This example shows how to model multi-stage noise-shaping (MASH) or cascade Delta Sigma Modulators (DSM) using the Delta-Sigma Modulator block. MASH structures work by feeding the quantization error from the present stage to the next stage and combining the outputs from multiple stages in a digital cancellation logic. The advantage of cascade DSMs is that you can get the performance of higher order DSM without their stability issues.

2-2 MASH

2-2 MASH structure consists of two cascaded second-order DSMs and digital noise cancellation logic. In this example, both the DSM blocks are identical with an oversampling ratio (OSR) of 64, input bandwidth of 1kHz and use 2nd order CIFB architecture.

model = 'MASH22.slx';
open(model);

You can use the digital equivalent of the first stage noise transfer function (NTF) as the filter at the second stage output. To get the first stage NTF, select "Export analysis data to workspace" and click "Apply" from the Analysis tab of the DSM block mask. This generates a structure called "MASH22_DeltaSigmaModulator1" from which you can extract the NTF informationn.
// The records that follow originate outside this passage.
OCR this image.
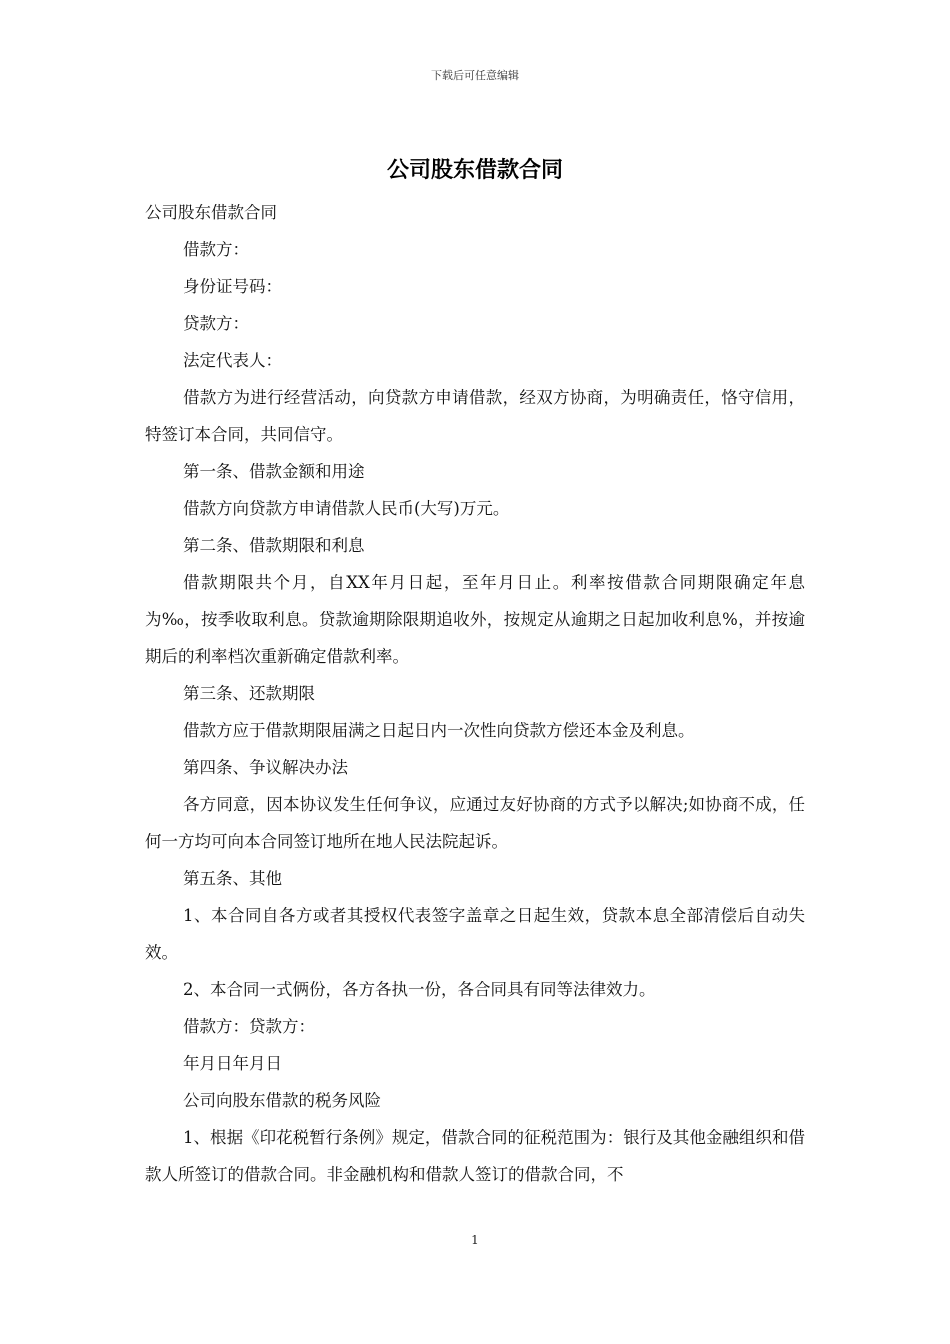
下载后可任意编辑
公司股东借款合同

公司股东借款合同

借款方：

身份证号码：

贷款方：

法定代表人：

借款方为进行经营活动，向贷款方申请借款，经双方协商，为明确责任，恪守信用，特签订本合同，共同信守。

第一条、借款金额和用途

借款方向贷款方申请借款人民币(大写)万元。

第二条、借款期限和利息

借款期限共个月，自XX年月日起，至年月日止。利率按借款合同期限确定年息为‰，按季收取利息。贷款逾期除限期追收外，按规定从逾期之日起加收利息%，并按逾期后的利率档次重新确定借款利率。

第三条、还款期限

借款方应于借款期限届满之日起日内一次性向贷款方偿还本金及利息。

第四条、争议解决办法

各方同意，因本协议发生任何争议，应通过友好协商的方式予以解决;如协商不成，任何一方均可向本合同签订地所在地人民法院起诉。

第五条、其他

1、本合同自各方或者其授权代表签字盖章之日起生效，贷款本息全部清偿后自动失效。

2、本合同一式俩份，各方各执一份，各合同具有同等法律效力。

借款方：贷款方：

年月日年月日

公司向股东借款的税务风险

1、根据《印花税暂行条例》规定，借款合同的征税范围为：银行及其他金融组织和借款人所签订的借款合同。非金融机构和借款人签订的借款合同，不

1
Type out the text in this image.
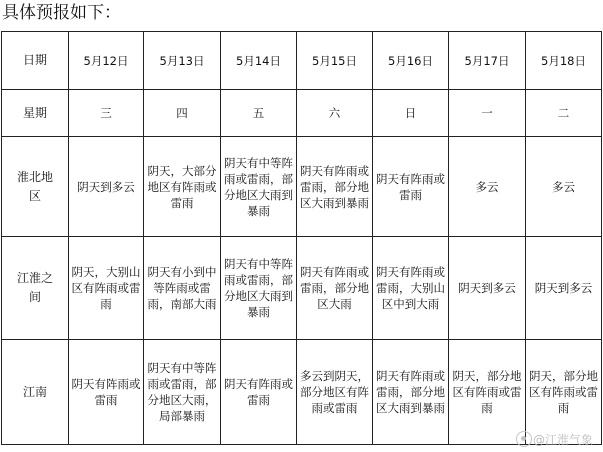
具体预报如下：
日期	5月12日	5月13日	5月14日	5月15日	5月16日	5月17日	5月18日
星期	三	四	五	六	日	一	二

淮北地区	阴天到多云	阴天，大部分地区有阵雨或雷雨	阴天有中等阵雨或雷雨，部分地区大雨到暴雨	阴天有阵雨或雷雨，部分地区大雨到暴雨	阴天有阵雨或雷雨	多云	多云

江淮之间	阴天，大别山区有阵雨或雷雨	阴天有小到中等阵雨或雷雨，南部大雨	阴天有中等阵雨或雷雨，部分地区大雨到暴雨	阴天有阵雨或雷雨，部分地区大雨	阴天有阵雨或雷雨，大别山区中到大雨	阴天到多云	阴天到多云

江南	阴天有阵雨或雷雨	阴天有中等阵雨或雷雨，部分地区大雨，局部暴雨	阴天有阵雨或雷雨	多云到阴天，部分地区有阵雨或雷雨	阴天有阵雨或雷雨，部分地区大雨到暴雨	阴天，部分地区有阵雨或雷雨	阴天，部分地区有阵雨或雷雨
@江淮气象
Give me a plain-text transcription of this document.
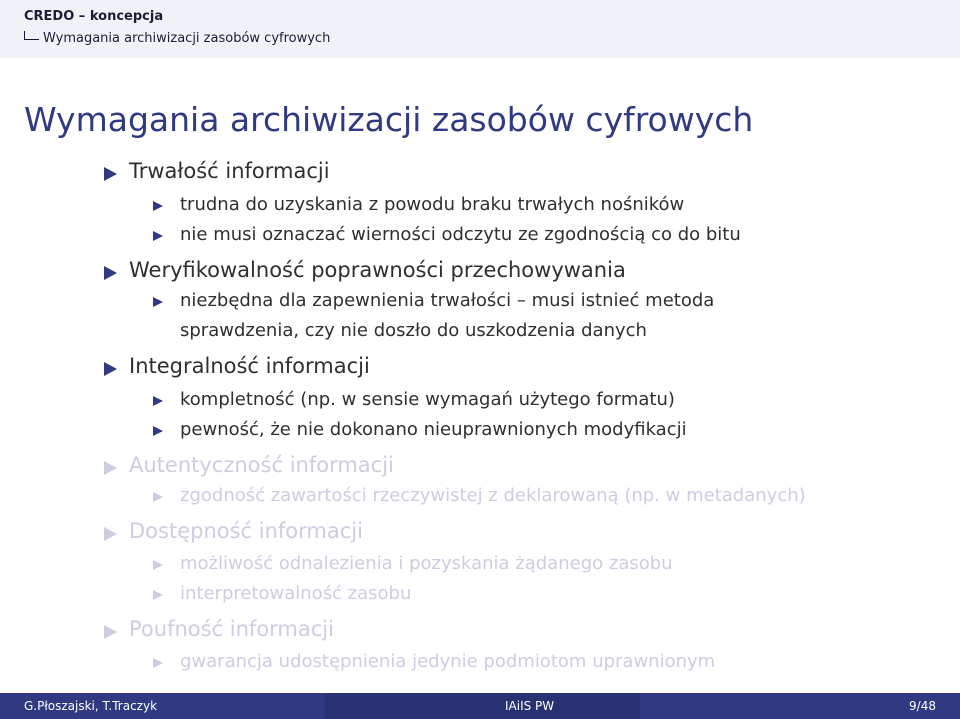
CREDO – koncepcja
Wymagania archiwizacji zasobów cyfrowych
Wymagania archiwizacji zasobów cyfrowych
Trwałość informacji
trudna do uzyskania z powodu braku trwałych nośników
nie musi oznaczać wierności odczytu ze zgodnością co do bitu
Weryfikowalność poprawności przechowywania
niezbędna dla zapewnienia trwałości – musi istnieć metoda
sprawdzenia, czy nie doszło do uszkodzenia danych
Integralność informacji
kompletność (np. w sensie wymagań użytego formatu)
pewność, że nie dokonano nieuprawnionych modyfikacji
Autentyczność informacji
zgodność zawartości rzeczywistej z deklarowaną (np. w metadanych)
Dostępność informacji
możliwość odnalezienia i pozyskania żądanego zasobu
interpretowalność zasobu
Poufność informacji
gwarancja udostępnienia jedynie podmiotom uprawnionym
G.Płoszajski, T.Traczyk	IAiIS PW	9/48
ntf1 = MASH22_DeltaSigmaModulator1.ntf;

Simulate the model and obtain the SNR, ENOB values from the ADC AC Measurement block.

sim(model);

snr_mash = mash_ac_out.SNR
snr_mash = 
90.6215
enob_mash = mash_ac_out.ENOB
enob_mash = 
14.7610

2-2 SMASH

2-2 Sturdy-MASH structure consists of two second-order DSMs. Second stage quantization noise is fed back into first stage to utilize noise shaping instead of cancellation and hence there is no overhead of achieving perfect matching between the analog loop filter and the digital filter, as in MASH. Both the DSM blocks are identical with an oversampling ratio (OSR) of 64, input bandwidth of 1kHz and use 2nd order CIFB architecture.

model = 'SMASH22';
open(model);
sim(model);

snr_smash = smash_ac_out.SNR
snr_smash = 
92.6108
enob_smash = smash_ac_out.ENOB
enob_smash = 
15.0915